My preoccupation with sleep became an obsession.  I counted periods of sleep to the minute, tracking and adding and comparing to nights prior.  Without a thought to examining how I actually felt at a given moment, I based my happiness and mental stability completely on whether or not my first shift of sleep was 3 hours precisely or 15 minutes fewer.  Subsequent 2.5 hour blocks were adequate while 120 minutes alone was a crisis.  I refused to slow down - I cleaned and cooked and hosted social events - but all the while I was tallying minutes of sleep or using elaborate imaginary formulas to predict future ones.  The formerly upbeat rhythm of my steps had been replaced with a slow trudge.  If the Giants hadn't been on a World Series run-up I imagine I may have abandoned my family one sleep-starved night.  Well, technically that did happen, but Great New Parent Decision #2 of throwing the baby into my husband's arms and hailing a cab for my parent's house across town was more a redemption than a crime after 11 hours of peaceful respite.

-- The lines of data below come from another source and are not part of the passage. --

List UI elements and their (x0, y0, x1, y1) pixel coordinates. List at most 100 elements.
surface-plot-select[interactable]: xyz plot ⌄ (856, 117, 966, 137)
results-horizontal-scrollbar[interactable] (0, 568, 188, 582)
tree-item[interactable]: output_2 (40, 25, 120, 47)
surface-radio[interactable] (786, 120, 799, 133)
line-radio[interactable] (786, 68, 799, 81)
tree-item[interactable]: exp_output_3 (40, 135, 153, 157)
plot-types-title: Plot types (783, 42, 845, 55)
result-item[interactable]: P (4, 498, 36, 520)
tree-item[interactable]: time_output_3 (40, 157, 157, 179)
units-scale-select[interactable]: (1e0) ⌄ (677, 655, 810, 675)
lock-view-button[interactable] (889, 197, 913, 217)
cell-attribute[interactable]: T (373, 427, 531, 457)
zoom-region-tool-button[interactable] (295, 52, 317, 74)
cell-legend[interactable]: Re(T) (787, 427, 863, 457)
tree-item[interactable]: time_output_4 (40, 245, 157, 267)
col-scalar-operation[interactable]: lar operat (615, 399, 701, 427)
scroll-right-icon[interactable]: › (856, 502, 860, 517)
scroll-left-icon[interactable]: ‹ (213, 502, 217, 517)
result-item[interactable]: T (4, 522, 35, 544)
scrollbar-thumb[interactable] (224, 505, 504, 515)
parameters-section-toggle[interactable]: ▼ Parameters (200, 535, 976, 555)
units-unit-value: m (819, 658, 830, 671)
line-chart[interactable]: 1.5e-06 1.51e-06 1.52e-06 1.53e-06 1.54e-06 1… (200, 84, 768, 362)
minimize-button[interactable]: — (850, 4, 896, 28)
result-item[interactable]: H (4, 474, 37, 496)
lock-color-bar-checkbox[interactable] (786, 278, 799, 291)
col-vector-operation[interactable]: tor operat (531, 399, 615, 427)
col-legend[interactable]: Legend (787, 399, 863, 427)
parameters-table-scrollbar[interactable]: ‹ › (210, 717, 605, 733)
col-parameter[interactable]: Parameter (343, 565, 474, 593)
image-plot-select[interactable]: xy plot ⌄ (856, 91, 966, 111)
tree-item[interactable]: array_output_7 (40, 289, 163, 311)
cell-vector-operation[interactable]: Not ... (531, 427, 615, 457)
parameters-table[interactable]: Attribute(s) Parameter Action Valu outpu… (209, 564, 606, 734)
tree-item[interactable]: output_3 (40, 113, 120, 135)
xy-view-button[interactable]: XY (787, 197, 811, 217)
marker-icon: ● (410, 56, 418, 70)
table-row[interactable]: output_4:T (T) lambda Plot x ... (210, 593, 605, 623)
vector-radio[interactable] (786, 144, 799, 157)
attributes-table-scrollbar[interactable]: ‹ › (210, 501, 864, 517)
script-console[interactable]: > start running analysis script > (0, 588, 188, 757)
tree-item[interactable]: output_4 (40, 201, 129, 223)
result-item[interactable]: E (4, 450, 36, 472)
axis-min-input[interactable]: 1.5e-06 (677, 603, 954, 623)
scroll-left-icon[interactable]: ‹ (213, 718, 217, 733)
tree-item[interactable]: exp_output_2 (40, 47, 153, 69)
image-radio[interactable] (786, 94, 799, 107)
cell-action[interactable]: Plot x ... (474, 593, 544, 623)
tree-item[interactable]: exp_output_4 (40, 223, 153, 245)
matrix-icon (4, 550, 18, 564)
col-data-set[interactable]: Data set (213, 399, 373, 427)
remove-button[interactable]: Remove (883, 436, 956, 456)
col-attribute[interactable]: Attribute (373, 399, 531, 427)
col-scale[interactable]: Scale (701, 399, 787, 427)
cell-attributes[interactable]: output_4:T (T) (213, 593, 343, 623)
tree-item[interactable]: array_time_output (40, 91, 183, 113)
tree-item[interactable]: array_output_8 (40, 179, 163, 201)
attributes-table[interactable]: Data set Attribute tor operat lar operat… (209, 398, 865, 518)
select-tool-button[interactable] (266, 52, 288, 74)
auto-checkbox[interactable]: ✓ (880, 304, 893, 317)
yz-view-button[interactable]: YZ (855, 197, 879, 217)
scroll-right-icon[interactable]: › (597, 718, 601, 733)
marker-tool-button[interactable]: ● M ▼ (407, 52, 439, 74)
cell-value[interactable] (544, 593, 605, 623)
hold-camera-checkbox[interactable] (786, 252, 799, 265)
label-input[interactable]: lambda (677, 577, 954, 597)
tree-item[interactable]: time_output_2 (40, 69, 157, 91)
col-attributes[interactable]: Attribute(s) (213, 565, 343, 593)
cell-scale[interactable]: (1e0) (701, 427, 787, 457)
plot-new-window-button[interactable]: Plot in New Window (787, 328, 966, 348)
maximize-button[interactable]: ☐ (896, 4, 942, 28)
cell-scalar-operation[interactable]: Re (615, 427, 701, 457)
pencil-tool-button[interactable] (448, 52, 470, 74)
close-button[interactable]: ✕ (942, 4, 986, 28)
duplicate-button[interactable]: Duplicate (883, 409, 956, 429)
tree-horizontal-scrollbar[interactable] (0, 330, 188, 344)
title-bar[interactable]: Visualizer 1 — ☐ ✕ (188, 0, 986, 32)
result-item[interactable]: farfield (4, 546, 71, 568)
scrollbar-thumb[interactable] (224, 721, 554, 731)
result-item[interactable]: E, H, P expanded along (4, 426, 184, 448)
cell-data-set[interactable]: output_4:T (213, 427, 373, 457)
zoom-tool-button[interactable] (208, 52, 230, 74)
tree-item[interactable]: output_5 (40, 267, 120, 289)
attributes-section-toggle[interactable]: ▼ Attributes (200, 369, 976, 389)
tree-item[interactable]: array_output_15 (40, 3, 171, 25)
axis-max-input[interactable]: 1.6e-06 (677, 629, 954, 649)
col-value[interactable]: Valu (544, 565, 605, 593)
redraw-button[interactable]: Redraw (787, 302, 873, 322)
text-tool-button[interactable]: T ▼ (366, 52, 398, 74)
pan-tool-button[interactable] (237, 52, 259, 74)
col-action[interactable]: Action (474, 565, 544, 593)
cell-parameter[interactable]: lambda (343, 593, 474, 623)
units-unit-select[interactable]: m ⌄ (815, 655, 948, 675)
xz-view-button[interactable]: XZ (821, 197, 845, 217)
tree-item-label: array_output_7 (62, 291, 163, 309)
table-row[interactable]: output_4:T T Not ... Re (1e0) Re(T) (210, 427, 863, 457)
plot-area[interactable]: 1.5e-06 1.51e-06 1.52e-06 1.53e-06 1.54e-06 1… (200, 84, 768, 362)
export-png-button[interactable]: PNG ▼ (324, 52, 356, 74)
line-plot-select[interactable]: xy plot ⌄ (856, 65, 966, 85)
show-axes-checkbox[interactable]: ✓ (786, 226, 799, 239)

In the months that followed I marveled at the power of sleep.  I realized that, in fact, sleep deprivation stopped me from few things . . . I remained the do-it-all person I had always been.  But my core enthusiasm, my sense of joy in the world, was somewhat lost.  I resented how I had so taken for granted the restorative powers of sleep.  The way in which you can go about a busy or stressful day and then stretch out across a soft cushion, giving yourself over completely to a period of quiet solitude and deep rejuvenation.  Months later and with great pain I taught James to sleep more restfully during the nights, and saw in him the sudden and drastic changes that turned him from a fragile, high-strung infant into an ebullient and playful one.  I delighted in watching him comfortably embrace sleep and awaken refreshed.  With this my own inner warmth had begun to return as well, but I still clung to sleep in an anxious and greedy way, wisened to its transient nature.

18 months later I awoke one morning to a startling discovery.  I felt deeply rested.  Invigorated.  A new feeling had crept into my life over the course of a week or so, and it was a truly sudden discovery that I had been sleeping, uninterrupted, for many nights.  For many months James had slept admirably, with very brief nighttime wakings every few days, but the complete absence of them had far-reaching effects, my subconscious keen to the notion that sleep each night would be lasting and full.

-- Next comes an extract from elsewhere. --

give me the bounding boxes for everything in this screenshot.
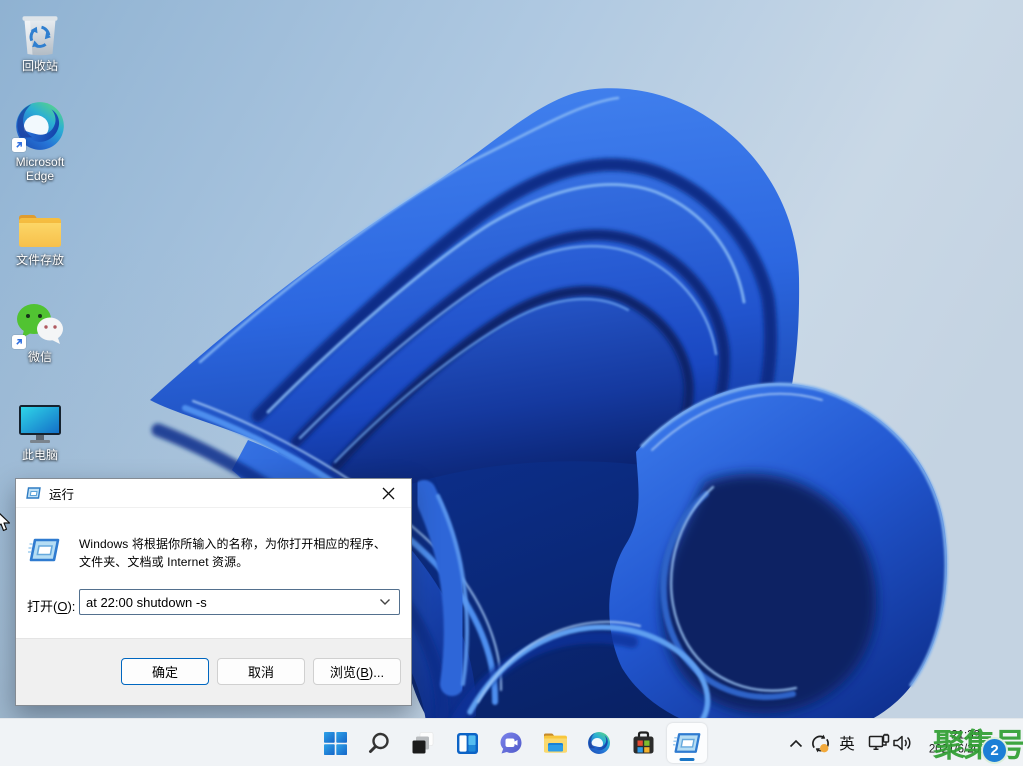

The volatile sleep of newborns and their families is a common thread of casual jokes, parenting adages,  and the well-intended inquiries of friends.  Some of us never lose, or take for granted, our capacity for easy and restorative sleep.  But I now see this kind of sleep as a treasure, almost a nightly meditation, something to ritually immerse oneself in and cherish with gratitude.  Sleep is something we simply cannot help but do for our bodies.  Its absence cannot be diminished with admonishments that this time will be brief or forgotten or overshadowed by other joys.  For some of us it is an abiding pain and preoccupation, which, unseen by others, suffocates part of who we are.  New parent or not, times in which we are excluded from this strange and precious ritual of daily life are agonizing and even traumatic.  Even for middle schoolers who marvel at its strangeness, these seemingly brief periods of unconsciousness are times to move past the chaos of the day and prepare us for another.  Maybe sleep, like a religious meditation, is something to which we should bring mindfulness and gratitude or, at the very least, awareness.

Sweet dreams.


  1. Replies
    1. Thank god you were there to help me through that haze!

  2. "I remained the do-it-all person I had always been. But my core enthusiasm, my sense of joy in the world, was somewhat lost. " Perfectly put.